Rendering sources to restored image (beam=6''-6'', PA=0 masec)... DONE
Writing restored image... DONE
Multi-scale cleaning summary:
- Scale 0 px, nr of components cleaned: 2346 (3.25 Jy)
- Scale 6 px, nr of components cleaned: 1225 (1.23 Jy)
- Scale 11 px, nr of components cleaned: 3315 (2.92 Jy)
- Scale 22 px, nr of components cleaned: 5509 (6.27 Jy)
- Scale 44 px, nr of components cleaned: 4887 (5.17 Jy)
- Scale 89 px, nr of components cleaned: 2078 (-385.45 mJy)
- Scale 177 px, nr of components cleaned: 601 (271.23 mJy)
- Scale 355 px, nr of components cleaned: 0 (0 Jy)
- Scale 710 px, nr of components cleaned: 26 (3.07 mJy)
- Scale 1419 px, nr of components cleaned: 13 (147.31 mJy)
Total: 20000 components (18.87 Jy)
Inversion: 00:00:50.462500, prediction: 00:03:45.389119, deconvolution: 00:17:53.891122
Cleaning up temporary files...
0
I’m sure this isn’t an optimal way to do the CLEANing, and I might be able to go deeper, but this is good enough for a comparison. Let’s see what we get!
fig = plt.figure(figsize=(9, 11))
ax1 = fig.add_subplot(211, projection=wcs)

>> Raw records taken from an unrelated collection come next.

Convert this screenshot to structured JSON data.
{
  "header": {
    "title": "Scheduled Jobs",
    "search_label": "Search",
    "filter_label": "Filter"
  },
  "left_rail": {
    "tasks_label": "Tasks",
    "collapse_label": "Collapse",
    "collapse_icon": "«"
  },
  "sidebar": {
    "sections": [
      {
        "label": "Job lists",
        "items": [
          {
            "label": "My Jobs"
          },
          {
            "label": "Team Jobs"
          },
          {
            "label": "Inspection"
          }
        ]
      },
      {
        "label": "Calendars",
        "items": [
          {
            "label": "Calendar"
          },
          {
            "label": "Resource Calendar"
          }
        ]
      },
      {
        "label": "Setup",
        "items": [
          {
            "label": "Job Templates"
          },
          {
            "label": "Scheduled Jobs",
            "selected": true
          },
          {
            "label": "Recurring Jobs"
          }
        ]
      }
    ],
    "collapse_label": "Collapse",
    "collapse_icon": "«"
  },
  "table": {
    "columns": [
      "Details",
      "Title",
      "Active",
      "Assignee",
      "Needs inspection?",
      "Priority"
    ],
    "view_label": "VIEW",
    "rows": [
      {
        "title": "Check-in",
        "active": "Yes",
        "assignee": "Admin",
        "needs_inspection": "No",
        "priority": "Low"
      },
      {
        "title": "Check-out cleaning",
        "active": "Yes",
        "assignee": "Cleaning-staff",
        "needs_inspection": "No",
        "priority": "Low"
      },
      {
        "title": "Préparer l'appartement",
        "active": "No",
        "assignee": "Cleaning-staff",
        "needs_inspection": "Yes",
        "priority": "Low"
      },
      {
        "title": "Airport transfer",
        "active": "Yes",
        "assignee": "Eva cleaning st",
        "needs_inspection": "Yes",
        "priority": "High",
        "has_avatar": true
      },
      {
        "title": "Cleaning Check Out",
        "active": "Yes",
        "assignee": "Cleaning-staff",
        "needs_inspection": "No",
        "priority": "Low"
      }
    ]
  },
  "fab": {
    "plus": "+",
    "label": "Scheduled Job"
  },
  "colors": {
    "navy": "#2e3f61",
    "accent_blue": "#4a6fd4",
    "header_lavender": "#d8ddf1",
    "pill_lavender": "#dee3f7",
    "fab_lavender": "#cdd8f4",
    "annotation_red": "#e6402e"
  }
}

ax1.imshow(data, origin='lower', cmap='Blues', vmin=0, vmax=1e-3)
half_width=2048
ax1.set_xlim(cent_x - half_width, cent_x + half_width)
ax1.set_ylim(cent_y - half_width, cent_y + half_width)
vmax = 5e-3
im = ax1.imshow(data, origin='lower', cmap='Blues', vmin=0, vmax=vmax)
plt.colorbar(im, ax=ax1, label='Flux (Jy/beam)')
ax1.set_title('LoTSS mosaic')
with fits.open('woden_P18Hetdex03-image.fits') as hdu:
wcs_woden = WCS(hdu[0].header).celestial
data_woden = np.squeeze(hdu[0].data)
ax2 = fig.add_subplot(212, projection=wcs_woden)
im = ax2.imshow(data_woden, origin='lower', cmap='Blues', vmin=0, vmax=vmax)
plt.colorbar(im, ax=ax2, label='Flux (Jy/beam)')
ax2.set_title('Imaged WODEN sim')
ax1.set_xlabel(' ')
ax1.set_ylabel('Dec')
ax1.set_xticklabels([])
ax2.set_xlabel('RA')
ax2.set_ylabel('Dec')
# plt.tight_layout()
plt.show()
WARNING: FITSFixedWarning: 'datfix' made the change 'Set MJD-OBS to 60626.130508 from DATE-OBS'. [astropy.wcs.wcs]
OK, so obviously the CLEAN on the WODEN sim isn’t the greatset. This image is not beam corrected, so sources towards the edge of the field appear dimmer. And of course I cropped the sky model to the cutout size, so we’re missing some sources from the corners. But overall I reckon this is a decent example of what you can do, and we’re matching reality pretty well.